Jan 14, 2011 7:26pm Trevor Johnson (329) 1645 posts	This sounds pretty impressive :-) And in case you’ve not all had enough of poor Christmas cracker jokes… What does the B in Benoît B Mandelbrot stand for? ... ... ... ... ... ... Benoît B Mandelbrot

Jan 27, 2011 11:05pm Kuemmel (439) 384 posts	@Trevor :-) I tuned my NEON code again. As stated before now I was successfull to implement all the code logic so that if one or more pixels diverged or reached maximum iterations are instantly replaced by new ones, so the full potential of SIMD is used. You can find it here: FracNEONVFP It includes also the unchanged VFP version. I updated results table in seconds (800 Mhz) here again. `- Frac VFP Single Precision..: 19,12 s - Frac VFP Double Precision..: 22,39 s - FixFrac(64BitMul)..........: 3,98 s - Frac NEON Single Precision.: 1,38 s` As I did a similar x86 assembly code I want give you a feeling how fast or slow the C-A8 from that perspective is (even if of course Intel can use dual precision (SSE2) and so I got to divide the C-A8 results in half for fair play). Even with that the C-A8 is still about 2 times faster clock by clock than an Intel ATOM, and about 5 times slower than the latest Intel i7, which I find still very good, and of course I guess as always C-A8 is the winner in terms of performance/Watt ;-) Now I would really like to see a C-A9 result…praying for a port of RiscOS one day ;-) I might try a real time video style zoom demo, as at low iteration depth the speed even at 800×600 can be more than 10 Frames per second. My benchmark uses an iteration depth of 4096. As I looked more closely at NEON it could also do wonders for Integer stuff, the 128 Bit wide registers can be used for pairwise additions in single instructions very efficiently (e.g. look here: Sum Integers ...this can speed up some data (e.g. image) manipulations at an order of magnitude I guess.
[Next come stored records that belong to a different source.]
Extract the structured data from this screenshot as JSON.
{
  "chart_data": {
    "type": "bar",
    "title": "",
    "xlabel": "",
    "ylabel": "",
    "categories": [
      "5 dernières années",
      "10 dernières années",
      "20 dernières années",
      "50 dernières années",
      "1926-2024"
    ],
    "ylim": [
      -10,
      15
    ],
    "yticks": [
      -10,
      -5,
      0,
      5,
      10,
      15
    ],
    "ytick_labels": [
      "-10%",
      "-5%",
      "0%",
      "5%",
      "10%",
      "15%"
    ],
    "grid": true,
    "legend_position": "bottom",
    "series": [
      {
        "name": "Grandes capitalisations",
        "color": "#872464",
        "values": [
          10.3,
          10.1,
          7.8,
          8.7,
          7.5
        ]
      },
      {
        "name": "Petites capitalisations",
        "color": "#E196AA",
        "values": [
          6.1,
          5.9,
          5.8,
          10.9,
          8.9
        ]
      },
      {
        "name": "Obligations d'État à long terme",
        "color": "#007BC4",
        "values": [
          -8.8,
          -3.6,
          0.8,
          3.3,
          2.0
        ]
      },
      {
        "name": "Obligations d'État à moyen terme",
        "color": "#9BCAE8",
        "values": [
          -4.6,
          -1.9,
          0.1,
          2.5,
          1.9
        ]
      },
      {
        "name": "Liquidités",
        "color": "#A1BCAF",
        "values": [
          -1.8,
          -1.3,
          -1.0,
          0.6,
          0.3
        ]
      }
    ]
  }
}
I’ll try some day what it can do to my fire benchmark…

Jan 28, 2011 6:56pm W P Blatchley (147) 247 posts	I haven’t had a chance to look at this yet, but I’m really looking forward to it! Thanks for making your efforts public. Would you consider putting some information on the ROOL Wiki about some of the things you’ve found out while working on this VFP / NEON code? It could benefit others in the future, I should think!

Mar 4, 2011 2:27am Trevor Johnson (329) 1645 posts	My data’s in the table in the ‘Benchmarks’ thread.